Do you recall Christmases as a child? I do.
I grew up on a farm and when I was really young, my parents were poor.
They struggled to make ends meet on a 50-acre farm of hills filled with sand and gravel.
They had nothing to give their two boys for Christmas.
So I remember one Christmas our gifts were wooden blocks from Dad’s workshop.
We provided the imaginations. And those blocks were fun.
My parents were regular church attenders, so Christmas was about the birth of baby Jesus, the angels, shepherds and wise men.
But the excitement was about Santa Claus who would come down the chimney and leave presents.
Christmas morning there would be a plate by my bedside with nuts and cookies and one orange. The only orange we would ever see that winter.
After waking up, it was morning chores.
The milk cows got extra bedding in their stalls and the best second-cut hay we could find in the mow.
Likewise the pigs got clean stalls and extra bedding.
And then we would rush to the house, eager to open presents.
But wait. First the Christmas story was read from the Bible.
Then breakfast. I can’t remember any special food, only the interminable waiting.
And then we would gather in the living room, Dad and Mom on the couch, we boys on the floor.
And we would then hand out the wrapped packages to the person whose name was on the tag.
I remember my gifts, other than the wooden blocks, being home-made pajamas and new underwear.
As we grew older, the clothing became pants and shirts, then skates and hockey sticks and one year a giant long toboggan.
We cleared patches of ice in the hollows between those sand and gravel hills and would play shinney. Later we went to the sawmill pond and with the help of a few friends, would clear a bigger patch of ice for shinney.
The annoying part was digging the puck out of the snow banks around the rink.
Our feet would be so cold that they were numb and our fingers so frozen that we would stick them in beside the cows’ udders and legs to get warm.
The toboggan was dragged across the road to the neighbour’s hill that was so big and steep it wasn’t farmed. We could glide a long way, a bit further each descent if we could keep inside the previous track.

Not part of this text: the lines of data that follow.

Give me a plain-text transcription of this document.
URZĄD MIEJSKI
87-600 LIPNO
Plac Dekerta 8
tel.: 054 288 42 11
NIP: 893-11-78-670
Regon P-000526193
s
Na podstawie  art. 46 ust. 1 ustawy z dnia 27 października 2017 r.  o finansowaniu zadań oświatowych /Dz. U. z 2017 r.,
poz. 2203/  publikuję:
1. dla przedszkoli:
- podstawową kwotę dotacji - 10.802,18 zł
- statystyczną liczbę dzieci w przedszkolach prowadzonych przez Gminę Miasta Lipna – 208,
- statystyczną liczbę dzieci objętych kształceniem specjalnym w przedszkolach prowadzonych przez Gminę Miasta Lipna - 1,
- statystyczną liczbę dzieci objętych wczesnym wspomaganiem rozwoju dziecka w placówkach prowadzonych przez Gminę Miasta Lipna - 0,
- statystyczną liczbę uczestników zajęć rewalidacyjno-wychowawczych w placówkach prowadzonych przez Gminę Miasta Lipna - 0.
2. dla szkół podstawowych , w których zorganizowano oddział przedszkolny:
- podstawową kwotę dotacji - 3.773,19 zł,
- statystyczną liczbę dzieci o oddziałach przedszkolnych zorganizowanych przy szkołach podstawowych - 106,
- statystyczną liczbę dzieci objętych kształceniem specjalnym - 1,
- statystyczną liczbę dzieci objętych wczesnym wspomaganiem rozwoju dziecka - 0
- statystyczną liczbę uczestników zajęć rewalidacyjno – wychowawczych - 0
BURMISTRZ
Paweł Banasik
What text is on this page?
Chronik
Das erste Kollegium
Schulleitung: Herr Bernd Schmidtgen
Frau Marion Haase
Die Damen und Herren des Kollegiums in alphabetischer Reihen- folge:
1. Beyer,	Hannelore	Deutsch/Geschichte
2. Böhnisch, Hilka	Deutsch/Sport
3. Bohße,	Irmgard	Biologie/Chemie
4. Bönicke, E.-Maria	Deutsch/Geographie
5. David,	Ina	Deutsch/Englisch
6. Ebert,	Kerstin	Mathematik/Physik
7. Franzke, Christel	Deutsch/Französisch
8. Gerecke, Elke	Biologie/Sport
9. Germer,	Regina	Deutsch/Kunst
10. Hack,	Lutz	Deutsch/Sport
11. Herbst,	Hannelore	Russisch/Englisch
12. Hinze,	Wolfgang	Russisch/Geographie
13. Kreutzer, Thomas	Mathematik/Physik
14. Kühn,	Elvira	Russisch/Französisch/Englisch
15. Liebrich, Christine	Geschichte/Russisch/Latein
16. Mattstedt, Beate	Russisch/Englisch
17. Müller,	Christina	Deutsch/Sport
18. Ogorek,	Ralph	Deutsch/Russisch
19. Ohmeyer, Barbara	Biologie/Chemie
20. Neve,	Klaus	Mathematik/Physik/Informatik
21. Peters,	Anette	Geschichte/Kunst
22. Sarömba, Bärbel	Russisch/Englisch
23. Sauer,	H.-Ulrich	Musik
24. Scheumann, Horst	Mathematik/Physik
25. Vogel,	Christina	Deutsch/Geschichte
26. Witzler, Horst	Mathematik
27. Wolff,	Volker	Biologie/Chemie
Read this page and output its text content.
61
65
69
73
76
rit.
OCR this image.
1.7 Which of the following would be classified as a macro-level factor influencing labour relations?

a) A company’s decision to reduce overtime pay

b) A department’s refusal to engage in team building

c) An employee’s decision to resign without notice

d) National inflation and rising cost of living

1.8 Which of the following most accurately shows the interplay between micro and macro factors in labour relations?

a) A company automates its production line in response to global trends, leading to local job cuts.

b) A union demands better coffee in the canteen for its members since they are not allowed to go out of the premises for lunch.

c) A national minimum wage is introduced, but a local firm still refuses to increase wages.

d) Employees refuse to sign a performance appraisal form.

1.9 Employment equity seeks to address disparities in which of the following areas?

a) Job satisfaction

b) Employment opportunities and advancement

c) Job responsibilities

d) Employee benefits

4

As simple and sparse our Christmases were - but only in hindsight - we never considered ourselves poor, nor were we jealous of friends whose parents were only slightly better off.
There are lots of other memories, most of them when we were six to 10 years old.
We would have parts in the Christmas concert at the one-room school, the stage planks set on trestles, the blackboard decorated in coloured chalk, a tree with home-made decorations. And Santa would come at the end wearing rubber boots exactly like my father’s.
We also participated in church pageants that my father wrote and directed, so popular that they were put on every night for a week and lots of people came about 10 miles from Kitchener.
Mom, who was a school teacher, did the editing to correct grammar and spelling. The pageants were written to suit the talents of actors drawn from the congregation.
Dad had studied drama in Germany and had equipment to make beards, built floodlights and sets that were stored between Christmases in the driving shed loft.
It was always wonderful fun.
Christmas was always special. Still is.